Show Abstract | Download Original | Original Source | Check in Google Scholar | DOI: 10.54895/intech.v6i2.3275

Abstract

Indonesia has rich biodiversity, including various types of herbal plants commonly used in traditional medicine. However, manual identification and classification of herbal leaves remain challenging due to similarities in shape, color, and texture between species. This study aims to develop an automatic classification system for herbal leaf types using the Convolutional Neural Network (CNN) method with the AlexNet architecture. The dataset used in this research was obtained from a public Kaggle repository and consists of ten classes of herbal leaves, namely guava, curry, basil, turmeric, mint, papaya, betel, soursop, aloe vera, and green tea. Image preprocessing includes resizing to 224×224 pixels, normalization, and data augmentation to improve model generalization. The model was trained and tested using an 80:20 data split with several experimental configurations.

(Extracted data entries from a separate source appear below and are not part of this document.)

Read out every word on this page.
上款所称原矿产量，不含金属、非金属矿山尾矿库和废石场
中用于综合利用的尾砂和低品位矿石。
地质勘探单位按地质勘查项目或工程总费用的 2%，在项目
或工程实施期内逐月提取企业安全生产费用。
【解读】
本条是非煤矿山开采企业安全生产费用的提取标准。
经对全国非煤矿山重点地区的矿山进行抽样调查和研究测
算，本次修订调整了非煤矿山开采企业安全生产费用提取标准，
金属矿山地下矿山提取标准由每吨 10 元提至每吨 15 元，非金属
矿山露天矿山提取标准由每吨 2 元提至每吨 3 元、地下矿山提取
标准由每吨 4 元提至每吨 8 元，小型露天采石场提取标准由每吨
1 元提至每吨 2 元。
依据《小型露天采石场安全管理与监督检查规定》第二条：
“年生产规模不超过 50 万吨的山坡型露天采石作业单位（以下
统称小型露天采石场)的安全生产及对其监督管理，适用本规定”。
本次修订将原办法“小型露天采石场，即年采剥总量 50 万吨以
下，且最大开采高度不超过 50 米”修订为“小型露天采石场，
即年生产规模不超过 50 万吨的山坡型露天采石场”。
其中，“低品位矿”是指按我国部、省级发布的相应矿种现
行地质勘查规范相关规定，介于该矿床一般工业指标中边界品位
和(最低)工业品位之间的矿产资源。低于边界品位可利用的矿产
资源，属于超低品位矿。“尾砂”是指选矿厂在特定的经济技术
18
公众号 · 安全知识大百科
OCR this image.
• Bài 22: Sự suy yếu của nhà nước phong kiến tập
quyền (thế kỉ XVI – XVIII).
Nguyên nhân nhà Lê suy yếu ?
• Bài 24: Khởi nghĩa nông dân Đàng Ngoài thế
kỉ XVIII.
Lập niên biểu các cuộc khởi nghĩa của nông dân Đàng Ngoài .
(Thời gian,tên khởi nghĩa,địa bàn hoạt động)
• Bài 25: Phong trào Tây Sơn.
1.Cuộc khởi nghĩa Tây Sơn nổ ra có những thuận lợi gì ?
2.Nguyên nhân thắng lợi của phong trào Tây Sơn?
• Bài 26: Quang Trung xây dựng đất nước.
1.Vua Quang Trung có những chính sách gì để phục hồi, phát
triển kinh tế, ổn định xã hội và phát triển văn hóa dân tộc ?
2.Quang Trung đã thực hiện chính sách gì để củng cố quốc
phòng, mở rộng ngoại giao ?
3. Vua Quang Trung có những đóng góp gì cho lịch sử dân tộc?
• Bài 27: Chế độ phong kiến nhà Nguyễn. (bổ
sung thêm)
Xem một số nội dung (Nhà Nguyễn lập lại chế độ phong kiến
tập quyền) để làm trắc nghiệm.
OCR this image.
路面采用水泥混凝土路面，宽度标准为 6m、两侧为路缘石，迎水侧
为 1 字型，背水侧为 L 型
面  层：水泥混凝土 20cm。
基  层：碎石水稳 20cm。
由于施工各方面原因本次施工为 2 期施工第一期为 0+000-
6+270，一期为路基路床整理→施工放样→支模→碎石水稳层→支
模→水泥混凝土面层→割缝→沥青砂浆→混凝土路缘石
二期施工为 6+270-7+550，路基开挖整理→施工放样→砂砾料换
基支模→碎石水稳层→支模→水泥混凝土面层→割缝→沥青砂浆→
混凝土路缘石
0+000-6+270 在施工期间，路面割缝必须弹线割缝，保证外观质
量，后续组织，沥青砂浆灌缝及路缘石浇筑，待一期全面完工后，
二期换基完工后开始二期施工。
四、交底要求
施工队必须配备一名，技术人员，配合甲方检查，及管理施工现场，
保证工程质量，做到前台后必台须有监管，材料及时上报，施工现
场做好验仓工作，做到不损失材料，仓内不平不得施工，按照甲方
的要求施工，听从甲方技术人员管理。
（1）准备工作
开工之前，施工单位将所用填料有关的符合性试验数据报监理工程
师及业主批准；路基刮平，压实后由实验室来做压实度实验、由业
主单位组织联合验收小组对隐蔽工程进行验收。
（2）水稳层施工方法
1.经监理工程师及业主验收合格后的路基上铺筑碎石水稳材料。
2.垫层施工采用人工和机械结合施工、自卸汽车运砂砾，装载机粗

The best performance was achieved at a learning rate of 0.0001, batch size of 32, and 25 epochs, resulting in a training accuracy of 88.25% and a testing accuracy of 73.50%. These results show that AlexNet can effectively extract visual features from herbal leaf images and perform accurate classification. This study demonstrates that CNN-based classification is an efficient approach for recognizing herbal plants automatically.